Could have been...should have been...wasn't
24 January 2004
Try as Douglas Fairbanks, Jr., might, he isn't the star of this unexciting epic. It's the vivid Technicolor, which was so prevalent in the 1940s. It really is stunning, especially when compared with the Technicolor of the '60s or '70s, or worse, with the quality shot on video.

It seemed that Doug wanted to pay homage and emulate the fanciful flair of his famous father, the first and one of cinema's greatest swashbucklers. If this were a silent film, where Jr's type of exaggerated action and motion were called for, his performance would have been more credible. But here, he just tends to over-do it.

As for me, I'll take Ray Harryhausen's classic Seventh Voyage Of Sinbad (1958) with Kerwin Matthews any day. I'll even go so far as to take John Phillip Law in Harryhausen's 1974 Golden Voyage Of Sinbad.

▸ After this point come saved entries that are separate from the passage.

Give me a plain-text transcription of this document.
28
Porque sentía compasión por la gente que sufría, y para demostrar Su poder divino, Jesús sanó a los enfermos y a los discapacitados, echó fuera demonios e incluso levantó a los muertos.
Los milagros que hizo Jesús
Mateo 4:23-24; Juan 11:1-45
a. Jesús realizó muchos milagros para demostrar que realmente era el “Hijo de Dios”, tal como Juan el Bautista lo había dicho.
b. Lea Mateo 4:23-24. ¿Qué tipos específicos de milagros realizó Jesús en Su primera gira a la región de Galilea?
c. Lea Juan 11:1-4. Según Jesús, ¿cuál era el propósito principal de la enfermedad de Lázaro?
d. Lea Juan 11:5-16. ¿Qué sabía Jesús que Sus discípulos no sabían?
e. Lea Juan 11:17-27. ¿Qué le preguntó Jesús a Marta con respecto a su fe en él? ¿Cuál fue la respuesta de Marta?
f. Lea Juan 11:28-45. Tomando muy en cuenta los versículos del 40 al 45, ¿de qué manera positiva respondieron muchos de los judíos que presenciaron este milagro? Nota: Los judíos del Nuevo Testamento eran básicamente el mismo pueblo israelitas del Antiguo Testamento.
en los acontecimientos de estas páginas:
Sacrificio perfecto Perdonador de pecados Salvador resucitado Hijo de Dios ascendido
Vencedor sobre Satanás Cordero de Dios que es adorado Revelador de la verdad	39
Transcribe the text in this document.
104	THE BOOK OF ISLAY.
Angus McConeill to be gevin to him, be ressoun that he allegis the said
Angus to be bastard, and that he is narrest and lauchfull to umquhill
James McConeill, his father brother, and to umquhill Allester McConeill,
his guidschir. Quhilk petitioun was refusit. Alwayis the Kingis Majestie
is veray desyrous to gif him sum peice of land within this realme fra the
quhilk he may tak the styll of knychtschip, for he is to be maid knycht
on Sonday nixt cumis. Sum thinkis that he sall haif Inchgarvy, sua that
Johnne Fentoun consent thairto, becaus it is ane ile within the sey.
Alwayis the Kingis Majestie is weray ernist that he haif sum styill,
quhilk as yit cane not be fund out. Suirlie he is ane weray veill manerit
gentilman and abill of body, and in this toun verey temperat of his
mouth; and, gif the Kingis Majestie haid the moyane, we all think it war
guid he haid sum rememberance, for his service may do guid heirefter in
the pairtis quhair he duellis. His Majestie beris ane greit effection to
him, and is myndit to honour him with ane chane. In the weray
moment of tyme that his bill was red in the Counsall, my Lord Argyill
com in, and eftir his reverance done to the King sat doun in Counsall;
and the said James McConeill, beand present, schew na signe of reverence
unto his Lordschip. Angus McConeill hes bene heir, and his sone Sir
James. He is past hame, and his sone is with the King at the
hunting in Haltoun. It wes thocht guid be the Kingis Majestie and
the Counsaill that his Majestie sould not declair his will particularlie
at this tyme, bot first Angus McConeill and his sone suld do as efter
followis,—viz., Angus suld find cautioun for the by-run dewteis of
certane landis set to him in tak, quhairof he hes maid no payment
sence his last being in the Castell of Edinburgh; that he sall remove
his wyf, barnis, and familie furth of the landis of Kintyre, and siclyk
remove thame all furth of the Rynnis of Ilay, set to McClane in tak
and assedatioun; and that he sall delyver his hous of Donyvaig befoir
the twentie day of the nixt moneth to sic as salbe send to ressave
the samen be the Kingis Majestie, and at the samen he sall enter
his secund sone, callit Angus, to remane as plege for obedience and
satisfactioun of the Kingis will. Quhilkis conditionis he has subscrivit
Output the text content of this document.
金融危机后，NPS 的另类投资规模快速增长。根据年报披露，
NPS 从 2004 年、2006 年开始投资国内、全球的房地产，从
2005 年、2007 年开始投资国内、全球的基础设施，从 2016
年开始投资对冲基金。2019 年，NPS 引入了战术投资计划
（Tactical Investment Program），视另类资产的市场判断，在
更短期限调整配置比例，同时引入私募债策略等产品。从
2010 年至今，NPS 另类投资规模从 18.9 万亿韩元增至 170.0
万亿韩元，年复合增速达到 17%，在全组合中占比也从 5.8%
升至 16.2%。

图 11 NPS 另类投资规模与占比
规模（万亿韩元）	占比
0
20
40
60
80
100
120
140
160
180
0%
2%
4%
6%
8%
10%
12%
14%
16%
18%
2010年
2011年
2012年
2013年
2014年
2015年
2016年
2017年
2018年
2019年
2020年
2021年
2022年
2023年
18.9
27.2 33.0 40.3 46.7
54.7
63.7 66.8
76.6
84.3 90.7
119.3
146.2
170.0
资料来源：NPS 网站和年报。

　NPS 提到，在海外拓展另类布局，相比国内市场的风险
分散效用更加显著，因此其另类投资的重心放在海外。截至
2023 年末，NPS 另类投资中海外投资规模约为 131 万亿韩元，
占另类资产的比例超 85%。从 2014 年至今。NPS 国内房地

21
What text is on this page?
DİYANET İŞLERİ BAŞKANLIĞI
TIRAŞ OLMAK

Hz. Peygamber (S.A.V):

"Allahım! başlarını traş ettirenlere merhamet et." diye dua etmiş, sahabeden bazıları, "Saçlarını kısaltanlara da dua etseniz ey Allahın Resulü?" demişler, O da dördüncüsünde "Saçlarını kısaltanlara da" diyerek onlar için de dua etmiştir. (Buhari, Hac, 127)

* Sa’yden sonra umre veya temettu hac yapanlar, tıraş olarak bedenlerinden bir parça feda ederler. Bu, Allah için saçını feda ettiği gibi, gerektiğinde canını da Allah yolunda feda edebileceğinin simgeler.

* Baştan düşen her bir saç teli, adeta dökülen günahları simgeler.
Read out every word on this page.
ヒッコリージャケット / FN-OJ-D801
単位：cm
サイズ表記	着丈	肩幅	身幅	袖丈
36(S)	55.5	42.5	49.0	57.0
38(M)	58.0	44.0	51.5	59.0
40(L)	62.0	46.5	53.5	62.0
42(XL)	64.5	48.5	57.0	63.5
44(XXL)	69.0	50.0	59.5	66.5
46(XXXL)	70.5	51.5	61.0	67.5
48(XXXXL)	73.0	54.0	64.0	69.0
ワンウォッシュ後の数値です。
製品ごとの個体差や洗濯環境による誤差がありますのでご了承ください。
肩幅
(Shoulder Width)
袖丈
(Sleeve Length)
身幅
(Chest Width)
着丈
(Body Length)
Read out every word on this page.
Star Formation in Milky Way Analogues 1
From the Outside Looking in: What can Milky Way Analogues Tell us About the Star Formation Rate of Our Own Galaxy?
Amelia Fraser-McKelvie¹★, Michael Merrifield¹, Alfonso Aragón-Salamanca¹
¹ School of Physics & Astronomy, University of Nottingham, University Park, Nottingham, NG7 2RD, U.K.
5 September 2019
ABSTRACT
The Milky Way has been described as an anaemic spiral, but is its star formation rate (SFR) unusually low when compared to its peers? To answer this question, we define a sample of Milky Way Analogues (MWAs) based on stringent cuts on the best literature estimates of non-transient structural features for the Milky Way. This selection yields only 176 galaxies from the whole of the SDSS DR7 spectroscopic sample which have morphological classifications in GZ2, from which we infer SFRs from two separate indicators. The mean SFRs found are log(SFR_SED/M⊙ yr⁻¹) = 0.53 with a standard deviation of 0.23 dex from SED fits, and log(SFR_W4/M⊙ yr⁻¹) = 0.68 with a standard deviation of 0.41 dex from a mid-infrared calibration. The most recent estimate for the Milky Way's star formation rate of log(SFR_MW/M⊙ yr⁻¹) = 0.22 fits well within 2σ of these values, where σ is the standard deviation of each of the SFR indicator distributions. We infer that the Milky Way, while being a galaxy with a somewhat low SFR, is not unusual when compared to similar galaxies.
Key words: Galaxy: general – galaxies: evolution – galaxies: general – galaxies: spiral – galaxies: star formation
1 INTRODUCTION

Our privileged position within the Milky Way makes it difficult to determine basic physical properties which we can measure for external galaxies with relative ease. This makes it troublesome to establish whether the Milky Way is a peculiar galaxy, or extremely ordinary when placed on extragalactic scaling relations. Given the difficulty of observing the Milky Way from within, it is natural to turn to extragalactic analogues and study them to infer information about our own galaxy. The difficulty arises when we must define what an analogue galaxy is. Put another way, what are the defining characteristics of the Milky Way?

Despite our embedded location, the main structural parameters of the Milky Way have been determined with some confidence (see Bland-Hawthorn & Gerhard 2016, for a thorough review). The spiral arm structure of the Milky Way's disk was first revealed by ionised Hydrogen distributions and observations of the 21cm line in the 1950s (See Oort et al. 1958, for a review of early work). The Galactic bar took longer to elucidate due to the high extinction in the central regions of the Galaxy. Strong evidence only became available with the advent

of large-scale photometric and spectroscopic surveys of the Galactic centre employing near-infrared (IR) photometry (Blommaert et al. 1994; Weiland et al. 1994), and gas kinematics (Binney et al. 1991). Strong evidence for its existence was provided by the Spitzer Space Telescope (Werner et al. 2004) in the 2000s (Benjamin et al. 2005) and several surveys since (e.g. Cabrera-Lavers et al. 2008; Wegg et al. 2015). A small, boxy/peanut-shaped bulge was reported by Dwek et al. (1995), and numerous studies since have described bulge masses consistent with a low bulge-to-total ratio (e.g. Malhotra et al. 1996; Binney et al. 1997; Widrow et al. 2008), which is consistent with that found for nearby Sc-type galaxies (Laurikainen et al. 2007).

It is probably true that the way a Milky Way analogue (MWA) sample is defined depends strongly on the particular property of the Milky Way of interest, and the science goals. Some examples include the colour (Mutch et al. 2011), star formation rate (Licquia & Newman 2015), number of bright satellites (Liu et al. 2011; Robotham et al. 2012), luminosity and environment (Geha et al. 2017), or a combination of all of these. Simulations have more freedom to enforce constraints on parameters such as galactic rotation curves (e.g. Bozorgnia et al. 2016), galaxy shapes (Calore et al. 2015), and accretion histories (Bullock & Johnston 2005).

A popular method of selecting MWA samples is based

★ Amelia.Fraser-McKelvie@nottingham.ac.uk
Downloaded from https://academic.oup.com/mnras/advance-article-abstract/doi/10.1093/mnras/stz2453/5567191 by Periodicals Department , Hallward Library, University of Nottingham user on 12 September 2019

What about Pat Wayne in the finale of Harryhausen's trilogy, Sinbad & The Eye Of The Tiger (1977)? Come to think of it, I also prefer Wayne and that film to this one - by a mile.

Why? Because they're doing wonderful and amazing things in those films. They're as terrifically escapist as can be. You keep waiting for the magic in Fairbank's film, but it only rarely shows up.